La violence de l’un est une conséquence de l’échec des deux à se respecter.
S’il est nécessaire qu’il y ait quelque chose de différent, une opposition, une polarité avec laquelle s’harmoniser pour créer une nouvelle paix, le fait qu’une des parties accède à la violence nous parle d’un échec sur la voie de la croissance commune.
La violence d’une partie appelle la violence de l’autre partie.
La violence
Quelqu’un élève la voix lorsqu’il se sent soudain perdu, à la merci de l’autre.
Lorsqu’il se croit sans ressources.
Lorsqu’un souvenir lointain d’impuissance paralyse sa capacité adulte à s’adapter de manière créative à la nouvelle situation. Quand l’autre se fait son miroir.

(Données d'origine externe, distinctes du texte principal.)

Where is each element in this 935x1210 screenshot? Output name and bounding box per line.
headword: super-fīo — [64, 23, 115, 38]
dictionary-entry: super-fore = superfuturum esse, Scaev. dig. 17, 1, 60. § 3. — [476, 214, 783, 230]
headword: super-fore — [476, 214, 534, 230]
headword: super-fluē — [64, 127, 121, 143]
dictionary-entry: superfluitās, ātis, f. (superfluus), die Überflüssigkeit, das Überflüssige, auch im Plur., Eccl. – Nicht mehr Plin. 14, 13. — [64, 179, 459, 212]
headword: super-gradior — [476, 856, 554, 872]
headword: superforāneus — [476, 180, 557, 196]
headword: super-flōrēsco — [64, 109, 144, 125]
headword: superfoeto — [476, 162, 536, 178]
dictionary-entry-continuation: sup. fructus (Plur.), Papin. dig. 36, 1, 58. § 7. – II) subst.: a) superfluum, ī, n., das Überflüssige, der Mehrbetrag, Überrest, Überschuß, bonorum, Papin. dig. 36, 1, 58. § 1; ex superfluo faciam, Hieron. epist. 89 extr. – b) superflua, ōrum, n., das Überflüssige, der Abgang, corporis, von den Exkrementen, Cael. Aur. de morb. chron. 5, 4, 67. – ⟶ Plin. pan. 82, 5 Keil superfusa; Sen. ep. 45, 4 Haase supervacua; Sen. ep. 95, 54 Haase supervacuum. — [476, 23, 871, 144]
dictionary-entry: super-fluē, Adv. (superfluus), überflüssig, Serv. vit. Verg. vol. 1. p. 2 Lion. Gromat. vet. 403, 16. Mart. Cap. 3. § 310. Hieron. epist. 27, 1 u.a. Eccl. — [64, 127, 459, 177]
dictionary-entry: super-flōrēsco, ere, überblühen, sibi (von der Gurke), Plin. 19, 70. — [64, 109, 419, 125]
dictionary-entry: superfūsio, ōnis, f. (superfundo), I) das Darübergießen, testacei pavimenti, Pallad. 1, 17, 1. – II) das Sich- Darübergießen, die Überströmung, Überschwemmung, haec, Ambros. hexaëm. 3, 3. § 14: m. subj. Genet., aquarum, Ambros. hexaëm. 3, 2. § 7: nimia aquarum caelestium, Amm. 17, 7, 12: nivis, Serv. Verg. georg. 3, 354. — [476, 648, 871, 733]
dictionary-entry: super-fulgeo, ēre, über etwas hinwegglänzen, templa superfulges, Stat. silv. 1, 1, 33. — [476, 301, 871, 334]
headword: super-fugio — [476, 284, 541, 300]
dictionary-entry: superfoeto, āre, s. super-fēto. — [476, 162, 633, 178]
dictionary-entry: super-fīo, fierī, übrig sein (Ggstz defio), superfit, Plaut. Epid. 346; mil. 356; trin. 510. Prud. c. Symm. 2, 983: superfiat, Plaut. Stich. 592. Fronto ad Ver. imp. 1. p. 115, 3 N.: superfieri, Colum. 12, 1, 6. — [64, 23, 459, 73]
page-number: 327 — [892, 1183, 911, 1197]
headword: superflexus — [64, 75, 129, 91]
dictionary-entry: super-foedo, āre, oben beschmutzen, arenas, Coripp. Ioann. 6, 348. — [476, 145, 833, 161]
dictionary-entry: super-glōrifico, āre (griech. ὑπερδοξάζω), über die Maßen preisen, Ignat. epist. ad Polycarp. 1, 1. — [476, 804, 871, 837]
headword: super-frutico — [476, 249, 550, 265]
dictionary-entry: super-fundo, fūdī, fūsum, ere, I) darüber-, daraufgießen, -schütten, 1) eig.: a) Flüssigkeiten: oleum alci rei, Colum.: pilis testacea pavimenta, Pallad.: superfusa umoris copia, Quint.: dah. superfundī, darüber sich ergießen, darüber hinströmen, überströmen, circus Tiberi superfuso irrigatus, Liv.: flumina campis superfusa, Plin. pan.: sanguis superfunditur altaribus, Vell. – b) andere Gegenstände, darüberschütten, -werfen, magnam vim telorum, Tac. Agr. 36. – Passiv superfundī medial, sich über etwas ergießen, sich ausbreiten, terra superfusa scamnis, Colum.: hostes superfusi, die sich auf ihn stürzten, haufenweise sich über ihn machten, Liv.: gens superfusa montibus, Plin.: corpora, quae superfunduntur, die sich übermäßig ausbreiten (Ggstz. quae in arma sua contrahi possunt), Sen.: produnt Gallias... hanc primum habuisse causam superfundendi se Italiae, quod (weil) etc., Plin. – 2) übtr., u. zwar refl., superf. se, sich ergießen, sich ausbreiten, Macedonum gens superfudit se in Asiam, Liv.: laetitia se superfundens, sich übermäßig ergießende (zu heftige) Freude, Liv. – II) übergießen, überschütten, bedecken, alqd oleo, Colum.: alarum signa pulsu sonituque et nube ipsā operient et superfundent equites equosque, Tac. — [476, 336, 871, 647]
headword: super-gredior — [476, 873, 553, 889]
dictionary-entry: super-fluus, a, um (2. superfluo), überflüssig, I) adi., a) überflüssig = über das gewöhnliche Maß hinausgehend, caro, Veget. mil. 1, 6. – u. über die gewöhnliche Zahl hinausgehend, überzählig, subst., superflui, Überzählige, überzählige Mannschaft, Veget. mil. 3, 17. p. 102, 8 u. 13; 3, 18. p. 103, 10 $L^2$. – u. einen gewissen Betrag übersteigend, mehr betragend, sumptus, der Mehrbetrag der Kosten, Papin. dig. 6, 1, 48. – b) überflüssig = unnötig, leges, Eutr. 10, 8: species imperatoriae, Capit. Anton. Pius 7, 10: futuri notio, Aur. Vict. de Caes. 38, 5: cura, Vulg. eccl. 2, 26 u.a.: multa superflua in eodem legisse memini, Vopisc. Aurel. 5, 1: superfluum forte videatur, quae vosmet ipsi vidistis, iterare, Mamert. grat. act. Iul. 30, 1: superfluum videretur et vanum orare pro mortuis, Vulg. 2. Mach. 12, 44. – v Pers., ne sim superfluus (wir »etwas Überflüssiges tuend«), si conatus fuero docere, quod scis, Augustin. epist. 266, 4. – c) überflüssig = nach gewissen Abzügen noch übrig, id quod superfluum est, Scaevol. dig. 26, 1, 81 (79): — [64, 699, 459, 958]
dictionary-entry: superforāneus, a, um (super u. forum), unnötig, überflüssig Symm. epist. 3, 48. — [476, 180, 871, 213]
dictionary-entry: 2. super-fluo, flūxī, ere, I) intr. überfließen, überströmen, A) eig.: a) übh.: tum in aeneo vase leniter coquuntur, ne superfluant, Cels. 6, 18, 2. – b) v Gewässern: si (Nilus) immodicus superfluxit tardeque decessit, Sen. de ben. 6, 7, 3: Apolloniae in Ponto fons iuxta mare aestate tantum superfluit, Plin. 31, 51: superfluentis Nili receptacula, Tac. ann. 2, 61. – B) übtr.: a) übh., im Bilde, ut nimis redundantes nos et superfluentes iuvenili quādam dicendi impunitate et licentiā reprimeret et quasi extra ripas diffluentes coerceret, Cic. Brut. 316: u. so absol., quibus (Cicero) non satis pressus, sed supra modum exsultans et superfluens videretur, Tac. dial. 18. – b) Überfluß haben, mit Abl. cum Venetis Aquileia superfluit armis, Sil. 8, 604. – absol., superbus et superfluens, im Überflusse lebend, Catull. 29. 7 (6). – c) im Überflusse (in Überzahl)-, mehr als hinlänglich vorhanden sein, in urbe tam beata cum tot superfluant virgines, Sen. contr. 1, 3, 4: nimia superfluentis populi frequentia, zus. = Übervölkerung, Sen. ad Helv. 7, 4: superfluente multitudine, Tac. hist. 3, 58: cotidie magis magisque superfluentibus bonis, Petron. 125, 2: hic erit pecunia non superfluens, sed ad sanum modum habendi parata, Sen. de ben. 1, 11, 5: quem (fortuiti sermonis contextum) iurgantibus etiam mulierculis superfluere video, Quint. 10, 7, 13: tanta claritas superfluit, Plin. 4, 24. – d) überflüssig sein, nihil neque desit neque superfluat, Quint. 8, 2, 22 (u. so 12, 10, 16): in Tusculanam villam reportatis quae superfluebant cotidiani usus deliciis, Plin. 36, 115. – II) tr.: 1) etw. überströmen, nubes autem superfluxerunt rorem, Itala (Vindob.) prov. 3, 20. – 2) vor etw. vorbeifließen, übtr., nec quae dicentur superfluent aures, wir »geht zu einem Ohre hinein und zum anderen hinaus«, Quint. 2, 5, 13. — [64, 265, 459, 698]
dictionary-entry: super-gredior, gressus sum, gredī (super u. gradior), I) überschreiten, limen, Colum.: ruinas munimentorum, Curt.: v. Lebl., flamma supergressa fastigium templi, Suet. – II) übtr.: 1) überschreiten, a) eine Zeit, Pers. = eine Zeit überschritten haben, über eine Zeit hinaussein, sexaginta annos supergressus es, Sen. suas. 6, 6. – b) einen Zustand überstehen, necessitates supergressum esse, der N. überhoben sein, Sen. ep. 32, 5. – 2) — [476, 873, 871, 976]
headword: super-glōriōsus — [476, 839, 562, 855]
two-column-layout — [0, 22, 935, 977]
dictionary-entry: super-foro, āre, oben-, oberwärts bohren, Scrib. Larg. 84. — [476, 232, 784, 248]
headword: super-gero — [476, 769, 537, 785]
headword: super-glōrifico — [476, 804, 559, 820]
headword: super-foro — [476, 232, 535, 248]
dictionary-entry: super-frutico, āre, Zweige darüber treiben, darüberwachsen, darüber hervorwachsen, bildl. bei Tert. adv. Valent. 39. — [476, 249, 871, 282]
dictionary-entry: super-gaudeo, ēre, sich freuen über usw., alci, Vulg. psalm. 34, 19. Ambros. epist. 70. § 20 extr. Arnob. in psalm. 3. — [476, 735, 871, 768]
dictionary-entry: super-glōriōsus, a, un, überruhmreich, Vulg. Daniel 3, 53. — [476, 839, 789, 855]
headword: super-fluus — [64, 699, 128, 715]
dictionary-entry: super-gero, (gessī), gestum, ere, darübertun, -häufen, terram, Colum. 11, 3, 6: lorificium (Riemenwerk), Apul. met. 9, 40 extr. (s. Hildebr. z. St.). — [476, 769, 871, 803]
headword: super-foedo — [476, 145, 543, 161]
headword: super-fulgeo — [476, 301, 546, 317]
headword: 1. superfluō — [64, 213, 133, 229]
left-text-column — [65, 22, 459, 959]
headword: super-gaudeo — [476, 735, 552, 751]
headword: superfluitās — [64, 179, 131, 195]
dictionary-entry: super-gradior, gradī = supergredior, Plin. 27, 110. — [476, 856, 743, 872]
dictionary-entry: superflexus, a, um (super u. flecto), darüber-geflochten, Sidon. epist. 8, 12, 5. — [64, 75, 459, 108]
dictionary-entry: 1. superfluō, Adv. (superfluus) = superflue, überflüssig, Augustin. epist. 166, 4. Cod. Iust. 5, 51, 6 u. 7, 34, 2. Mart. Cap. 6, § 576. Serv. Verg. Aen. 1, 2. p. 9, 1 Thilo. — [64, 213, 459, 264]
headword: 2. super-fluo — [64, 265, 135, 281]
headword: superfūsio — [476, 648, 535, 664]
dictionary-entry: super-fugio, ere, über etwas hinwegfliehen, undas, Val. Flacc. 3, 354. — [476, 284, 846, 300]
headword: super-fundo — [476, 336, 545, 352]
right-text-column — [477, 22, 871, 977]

Seules les personnes qui lui montrent ce qu’il rejette de lui-mêmes le mettent en colère.
Quand il amplifie la difficulté pour justifier son incompétence.
Quand il renonce à l’effort adulte de voir l’autre comme un semblable.
Lorsqu’il décrète «soit moi, soit les autres», «ma survie est en danger par l’existence de l’autre».
Lorsqu’il se cache sa peur de ne pas être vu, de ne pas être aimé, de ne pas être estimé ou d’être trahi et qu’il décide d’anéantir tout ce qui lui rappelle cette peur.
Le chemin de la réconciliation
Il n’y aura pas de début de réconciliation tant que les deux ne se considèrent pas égaux, d’abord dans l’offense mutuelle, puis dans la «négociation».
C’est un travail profond de purification et de croissance individuelle.
Un travail de tous les instants, chaque fois que nous nous trouvons mal à l’aise, offensés, blessés et en colère.
Nous prenons conscience de l’agression que nous venons de subir et de notre réponse automatique. Nous pouvons décider à ce moment précis d’aller plus haut sur l’échelle de l’agression mutuelle, ou de changer le cours de la relation débutante.
Nous nous rendons compte que le réflexe est de nous laisser emporter par l’attaque défensive ou la retraite passive et rancunière.
Nous réalisons alors notre intention profonde, notre désir de vengeance. Nous voyons la douleur ancienne qui a été ravivée. Douleur que l’autre ignorait et dont nous seuls pouvons aujourd’hui assumer la responsabilité. Soit nous l’assumons, soit nous l’intégrons. Aujourd’hui, nous sommes des adultes et il est de notre entière responsabilité d’être ou non capables de réagir, comme dans l’enfance ou en tant qu’adulte, face à ces traumatismes anciens qui résonnent encore aujourd’hui.
Ensuite, nous regardons l’autre comment nous nous sommes regardé. Avec le même intérêt, la même compassion. Sans retirer sa part de responsabilité à qui que ce soit, mais oui, le regarder comme un être humain avec le plein droit de vivre et d’exprimer sa douleur.
Puis nous découvrons ses loyautés, ses traumatismes et ses peurs. J’entre dans sa vision de la vie et la mienne s’agrandit. J’accepte le défi.
Ma vision devient plus créative, moins fidèle à mon passé. Ma relation à l’autre a changé.
Une relation a deux pôles, si un pôle change, la relation change également.
Si je m’ouvre à l’autre depuis l’adulte, le respect et la compassion, l’autre commencera aussi un chemin vers la réconciliation.
Les attitudes collectives sont la somme exponentielle des attitudes individuelles correspondantes.
La vie nous propose maintenant le défi de créer une attitude collective de collaboration et de coopération entre toutes les forces de la société, avant de provoquer l’échec collectif de la violence.